Improved PSO based job scheduling algorithm for resource management in grid computing
Journal: International Journal of Advanced Technology and Engineering Exploration (IJATEE) (Vol.6, No. 54)Publication Date: 2019-05-25
Authors : Surendra Kumar Patel; Anil Kumar Sharma;
Page : 152-161
Keywords : Grid computing; Job scheduling; Computational grid; PSO; IPSO; Resource management; OptorSim.;
Abstract
Scheduling jobs to resources in grid computing is a complicated task due to the dynamic nature of resources. An efficient job scheduling algorithm is required to reduce the total time and cost of job execution and improve load balancing among resources in the network. The main problems in managing resources are hardware and software failures, jobs management downtime, etc. To solve this, the PSO is introduced.

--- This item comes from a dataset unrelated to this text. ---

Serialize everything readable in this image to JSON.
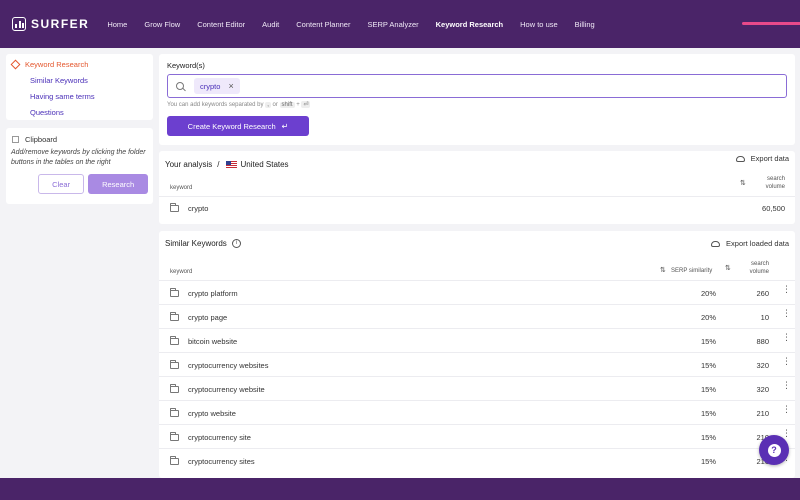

The PSO algorithm is based on a simplified model of social behaviour exhibited by the buzzing behaviour of insects, birds and fish. In this research, we propose a new algorithm for job scheduling, called improved particle swarm optimization (IPSO). The proposed algorithm generates a velocity vector that is used to point out that the direction of swarm movement and particle position are updated. Therefore, it refines and improves the efficiency of the execution, the research capacity of the global research, the accuracy of the solution and guarantees the load balancing of the programming of the grid activities. Consequently, the proposed work has been simulated with the help of the OptorSim simulator and it has been shown that our proposed algorithm provides an effective solution for planning the resources over grid scheduling network.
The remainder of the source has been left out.